In 1989, he founded Douglas Winter Numismatics, and his firm specializes in buying and selling choice and rare US Gold coins, especially US gold coins and all branch mint material.
Recognized as one of the leading specialized numismatic firms, Doug is an award-winning author of over a dozen numismatic books and a recognized expert on US Gold. His knowledge and an exceptional eye for properly graded and original coins have made him one of the most respected figures in the numismatic community and a sought-after dealer by collectors and investors looking for professional personalized service, a select inventory of impeccable quality, and fair and honest pricing. Doug is also a major buyer of all US coins and is always looking to purchase collections both large and small. He can be reached at (214) 675-9897.

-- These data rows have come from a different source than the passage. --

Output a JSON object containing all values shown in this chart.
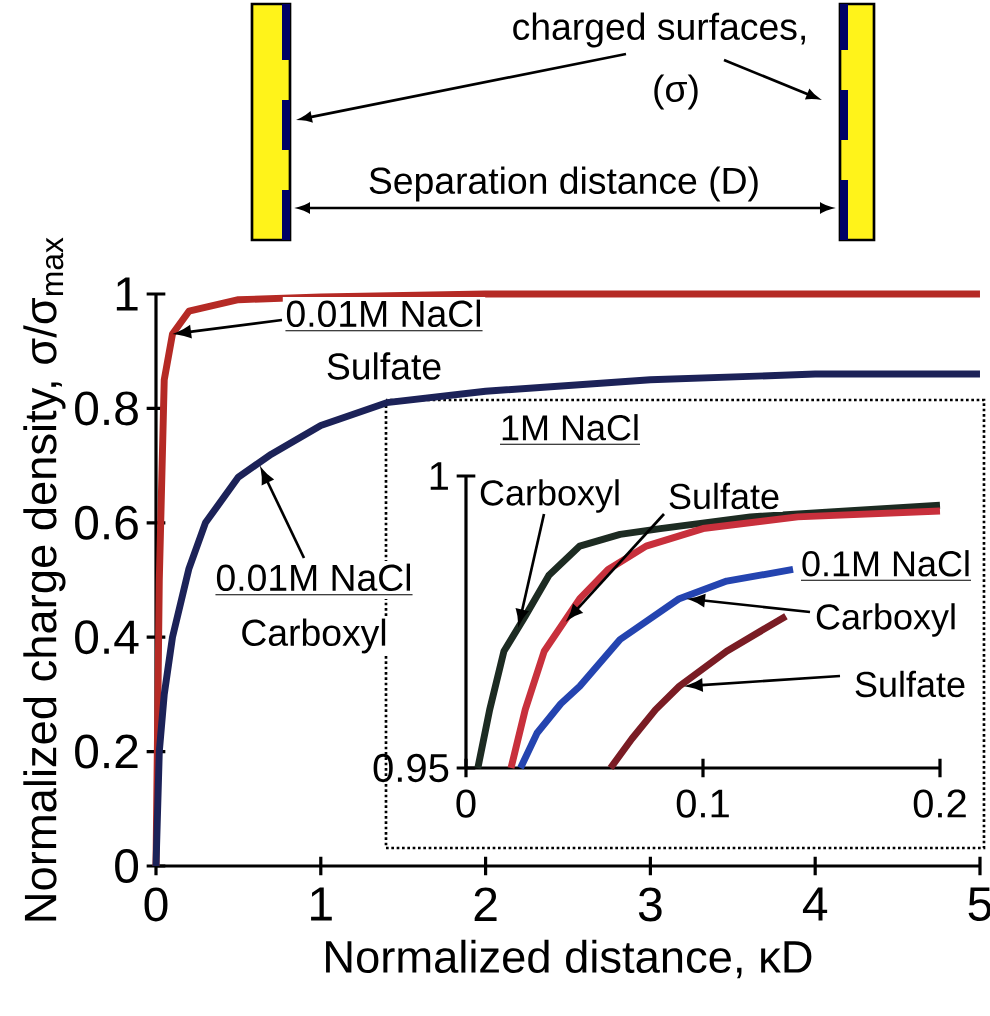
{
  "chart_data": [
    {
      "type": "line",
      "xlabel": "Normalized distance, κD",
      "ylabel": "Normalized charge density, σ/σ$_{max}$",
      "xlim": [
        0,
        5
      ],
      "ylim": [
        0,
        1
      ],
      "xticks": [
        0,
        1,
        2,
        3,
        4,
        5
      ],
      "yticks": [
        0,
        0.2,
        0.4,
        0.6,
        0.8,
        1
      ],
      "series": [
        {
          "color": "#b52a25",
          "x": [
            0,
            0.02,
            0.05,
            0.1,
            0.2,
            0.5,
            1,
            2,
            5
          ],
          "values": [
            0,
            0.5,
            0.85,
            0.93,
            0.97,
            0.99,
            0.995,
            1,
            1
          ]
        },
        {
          "color": "#1c2258",
          "x": [
            0,
            0.02,
            0.05,
            0.1,
            0.2,
            0.3,
            0.5,
            0.7,
            1,
            1.4,
            2,
            3,
            4,
            5
          ],
          "values": [
            0,
            0.2,
            0.3,
            0.4,
            0.52,
            0.6,
            0.68,
            0.72,
            0.77,
            0.81,
            0.83,
            0.85,
            0.86,
            0.86
          ]
        }
      ],
      "annotations": [
        "charged surfaces,",
        "(σ)",
        "Separation distance (D)",
        {
          "text": "0.01M NaCl",
          "x": 0.1,
          "y": 0.93
        },
        "Sulfate",
        {
          "text": "0.01M NaCl",
          "x": 0.63,
          "y": 0.7
        },
        "Carboxyl"
      ]
    },
    {
      "type": "line",
      "xlim": [
        0,
        0.2
      ],
      "ylim": [
        0.95,
        1
      ],
      "xticks": [
        0,
        0.1,
        0.2
      ],
      "yticks": [
        0.95,
        1
      ],
      "series": [
        {
          "color": "#1d2b22",
          "x": [
            0.005,
            0.01,
            0.016,
            0.025,
            0.035,
            0.048,
            0.065,
            0.082,
            0.12,
            0.2
          ],
          "values": [
            0.95,
            0.96,
            0.97,
            0.976,
            0.983,
            0.988,
            0.99,
            0.991,
            0.993,
            0.995
          ]
        },
        {
          "color": "#c8303c",
          "x": [
            0.019,
            0.025,
            0.033,
            0.048,
            0.06,
            0.076,
            0.1,
            0.14,
            0.2
          ],
          "values": [
            0.95,
            0.96,
            0.97,
            0.979,
            0.984,
            0.988,
            0.991,
            0.993,
            0.994
          ]
        },
        {
          "color": "#2444b0",
          "x": [
            0.023,
            0.03,
            0.04,
            0.048,
            0.065,
            0.09,
            0.11,
            0.138
          ],
          "values": [
            0.95,
            0.956,
            0.961,
            0.964,
            0.972,
            0.979,
            0.982,
            0.984
          ]
        },
        {
          "color": "#7a1c24",
          "x": [
            0.061,
            0.07,
            0.08,
            0.09,
            0.11,
            0.135
          ],
          "values": [
            0.95,
            0.955,
            0.96,
            0.964,
            0.97,
            0.976
          ]
        }
      ],
      "annotations": [
        "1M NaCl",
        {
          "text": "Carboxyl",
          "x": 0.022,
          "y": 0.974
        },
        {
          "text": "Sulfate",
          "x": 0.042,
          "y": 0.975
        },
        "0.1M NaCl",
        {
          "text": "Carboxyl",
          "x": 0.093,
          "y": 0.979
        },
        {
          "text": "Sulfate",
          "x": 0.092,
          "y": 0.964
        }
      ]
    }
  ]
}
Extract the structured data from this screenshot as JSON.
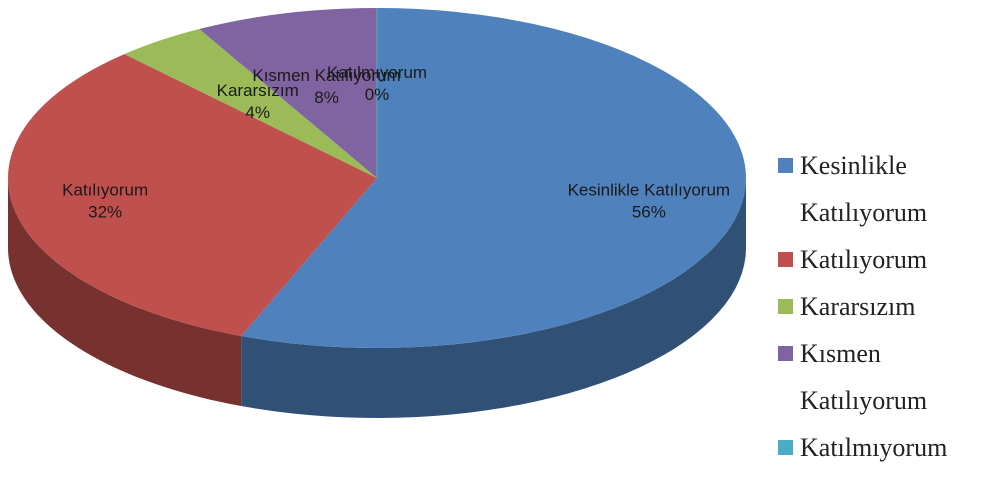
{
  "chart_data": {
    "type": "pie",
    "categories": [
      "Kesinlikle Katılıyorum",
      "Katılıyorum",
      "Kararsızım",
      "Kısmen Katılıyorum",
      "Katılmıyorum"
    ],
    "values": [
      56,
      32,
      4,
      8,
      0
    ],
    "value_labels": [
      "56%",
      "32%",
      "4%",
      "8%",
      "0%"
    ],
    "colors": [
      "#4f81bd",
      "#c0504d",
      "#9bbb59",
      "#8064a2",
      "#4bacc6"
    ],
    "legend": "right"
  }
}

Doug has been a contributor to the Guidebook of United States Coins (also known as the “Red Book”) since 1983, Walter Breen’s Encyclopedia of United States and Colonial Coins, Q. David Bowers’ Encyclopedia of United States Silver Dollars and Andrew Pollock’s United States Pattern and Related Issues
In addition, he has authored 13 books on US Gold coins including:
- Gold Coins of the New Orleans Mint: 1839-1909
- Gold Coins of the Carson City Mint: 1870 – 1893
- Gold Coins of the Charlotte Mint: 1838-1861
- Gold Coins of the Dahlonega Mint 1838-1861
- The United States $3 Gold Pieces 1854-1889
- Carson City Gold Coinage 1870-1893: A Rarity and Condition Census Update
- An Insider’s Guide to Collecting Type One Double Eagles
- The Connoisseur’s Guide to United States Gold Coins
- A Collector’s Guide To Indian Head Quarter Eagles
- The Acadiana Collection of New Orleans Coinage
- Type Three Double Eagles, 1877-1907: A Numismatic History and Analysis
- Gold Coins of the Dahlonega Mint, 1838-1861: A Numismatic History and Analysis
- Type Two Double Eagles, 1866-1876: A Numismatic History and Analysis
Finally, Doug is a member of virtually every major numismatic organization, professional trade group and major coin association in the US.